What are collections in salesforce?

✓ Verified by Vikas Singhal · Last reviewed 5/17/2026 · Updated for Spring '26

A collection in Apex is a container that holds multiple values of the same declared type. Apex gives you exactly three collection types — List, Set, and Map — and every bulkification pattern you’ll ever write leans on at least one of them.

The three collection types

TypeOrdered?Allows duplicates?Indexed byTypical use
List<T>Yes (insertion order)YesInteger positionTrigger.new, query results, ordered processing
Set<T>NoNo(no index)Deduplicated IDs, “have I seen this?” checks
Map<K, V>NoKeys are uniqueKey of type KLookups by Id, parent-to-child grouping

List

A List<T> is an ordered, resizable array. SOQL returns List<SObject> by default, and Trigger.new is a List<SObject>. Position-based access uses get(index) or [index].

List<Account> accounts = [SELECT Id, Name FROM Account LIMIT 10];
accounts.add(new Account(Name = 'Acme'));
Account first = accounts[0];           // index access
Integer howMany = accounts.size();

Set

A Set<T> enforces uniqueness — adding a value that’s already in the set is a no-op. Order is not guaranteed. The classic use is collecting parent IDs to query in bulk:

Set<Id> accountIds = new Set<Id>();
for (Case c : Trigger.new) {
    if (c.AccountId != null) {
        accountIds.add(c.AccountId);   // duplicates auto-collapsed
    }
}
// One query covers every distinct parent
Map<Id, Account> accountsById = new Map<Id, Account>([
    SELECT Id, Name FROM Account WHERE Id IN :accountIds
]);

Map

A Map<K, V> stores key-value pairs with unique keys. The most common Apex pattern is Map<Id, SObject> — you can construct one directly from a SOQL result and get O(1) lookups by record Id.
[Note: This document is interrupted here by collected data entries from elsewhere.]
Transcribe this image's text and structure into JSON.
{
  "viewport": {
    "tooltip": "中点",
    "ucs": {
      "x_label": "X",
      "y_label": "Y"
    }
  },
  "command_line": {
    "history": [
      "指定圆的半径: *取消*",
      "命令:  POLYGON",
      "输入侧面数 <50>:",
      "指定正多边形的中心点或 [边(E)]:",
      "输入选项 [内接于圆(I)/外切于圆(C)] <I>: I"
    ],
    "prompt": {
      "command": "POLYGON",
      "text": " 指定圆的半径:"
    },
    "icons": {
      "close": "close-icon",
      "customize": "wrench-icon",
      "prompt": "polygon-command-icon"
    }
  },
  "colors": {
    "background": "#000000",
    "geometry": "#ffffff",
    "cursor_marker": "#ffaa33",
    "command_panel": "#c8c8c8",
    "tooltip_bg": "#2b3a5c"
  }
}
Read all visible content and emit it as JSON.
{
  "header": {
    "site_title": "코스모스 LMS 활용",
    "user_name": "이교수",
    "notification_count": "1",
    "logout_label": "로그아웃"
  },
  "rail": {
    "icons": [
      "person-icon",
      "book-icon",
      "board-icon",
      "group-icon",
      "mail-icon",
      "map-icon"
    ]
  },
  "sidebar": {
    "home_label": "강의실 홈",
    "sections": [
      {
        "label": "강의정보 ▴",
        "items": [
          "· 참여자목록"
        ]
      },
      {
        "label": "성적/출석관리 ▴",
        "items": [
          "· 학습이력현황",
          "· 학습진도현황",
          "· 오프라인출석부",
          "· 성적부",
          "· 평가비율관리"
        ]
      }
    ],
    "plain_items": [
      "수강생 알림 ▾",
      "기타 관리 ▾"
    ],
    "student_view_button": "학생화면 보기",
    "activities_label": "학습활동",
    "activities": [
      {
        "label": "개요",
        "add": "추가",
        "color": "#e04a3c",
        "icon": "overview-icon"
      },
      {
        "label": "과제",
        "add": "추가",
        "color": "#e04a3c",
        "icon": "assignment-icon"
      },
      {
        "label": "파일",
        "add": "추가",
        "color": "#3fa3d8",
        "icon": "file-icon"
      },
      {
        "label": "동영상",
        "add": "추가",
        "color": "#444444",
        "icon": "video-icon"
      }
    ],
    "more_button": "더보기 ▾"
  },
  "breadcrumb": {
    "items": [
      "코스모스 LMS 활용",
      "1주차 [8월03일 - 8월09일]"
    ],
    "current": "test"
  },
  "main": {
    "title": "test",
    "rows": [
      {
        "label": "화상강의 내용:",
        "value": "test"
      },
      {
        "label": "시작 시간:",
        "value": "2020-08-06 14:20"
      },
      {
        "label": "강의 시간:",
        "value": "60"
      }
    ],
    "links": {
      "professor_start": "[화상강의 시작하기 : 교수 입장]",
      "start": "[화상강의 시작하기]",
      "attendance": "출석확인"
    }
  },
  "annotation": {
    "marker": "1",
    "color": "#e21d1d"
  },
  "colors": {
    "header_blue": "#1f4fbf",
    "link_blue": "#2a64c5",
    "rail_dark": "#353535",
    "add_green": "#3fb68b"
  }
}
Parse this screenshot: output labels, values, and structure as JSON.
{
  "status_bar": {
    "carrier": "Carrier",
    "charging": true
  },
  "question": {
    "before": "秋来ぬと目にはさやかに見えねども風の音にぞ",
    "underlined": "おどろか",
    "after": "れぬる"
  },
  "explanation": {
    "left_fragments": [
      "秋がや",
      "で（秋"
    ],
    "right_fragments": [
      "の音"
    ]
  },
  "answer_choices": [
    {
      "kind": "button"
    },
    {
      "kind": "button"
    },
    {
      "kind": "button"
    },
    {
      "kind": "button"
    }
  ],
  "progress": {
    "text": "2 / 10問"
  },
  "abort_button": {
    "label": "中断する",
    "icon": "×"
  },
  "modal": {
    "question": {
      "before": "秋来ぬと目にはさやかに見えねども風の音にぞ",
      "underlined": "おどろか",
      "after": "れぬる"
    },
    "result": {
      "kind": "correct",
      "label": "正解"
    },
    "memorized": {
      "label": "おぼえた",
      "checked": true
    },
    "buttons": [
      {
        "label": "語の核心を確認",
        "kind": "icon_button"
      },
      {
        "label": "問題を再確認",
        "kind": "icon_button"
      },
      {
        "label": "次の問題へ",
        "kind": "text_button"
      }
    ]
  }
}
Map<Id, Account> accountsById = new Map<Id, Account>([
    SELECT Id, Name, Industry FROM Account WHERE Industry = 'Tech'
]);
Account a = accountsById.get(someId);   // null if not present
Boolean exists = accountsById.containsKey(someId);

Why bulk patterns depend on collections

Without collections, every record in a trigger context would force its own SOQL or DML — that hits governor limits the first time a real workload arrives. The bulkification recipe is always the same:

  1. Loop once through Trigger.new to collect IDs into a Set or Map.
  2. Query once outside the loop, into a Map<Id, SObject> for O(1) lookups.
  3. Loop again to mutate records, accumulating updates into a List<SObject>.
  4. DML once on the list.

That four-step pattern is the difference between a trigger that survives a data loader import and one that fails on the first batch of 200.

Type safety and nullability

Apex collections are generic and strongly typed. List<Account> cannot accept an Opportunity. The compiler enforces this. Methods like map.get(key) return null when the key isn’t present — there is no Optional/Maybe, so guard with containsKey() or null checks when missing keys are meaningful.

What interviewers are really looking for

The textbook answer is “List, Set, Map.” The interview-worthy answer is why each one exists in the bulkification pattern. If you can show — in code or words — how Set<Id> deduplicates, how Map<Id, SObject> replaces inner-loop SOQL, and how List<SObject> accumulates DML, you’ve signaled production-readiness.

Verified against: Apex Developer Guide — Collections. Last reviewed 2026-05-17 for Spring ‘26 release.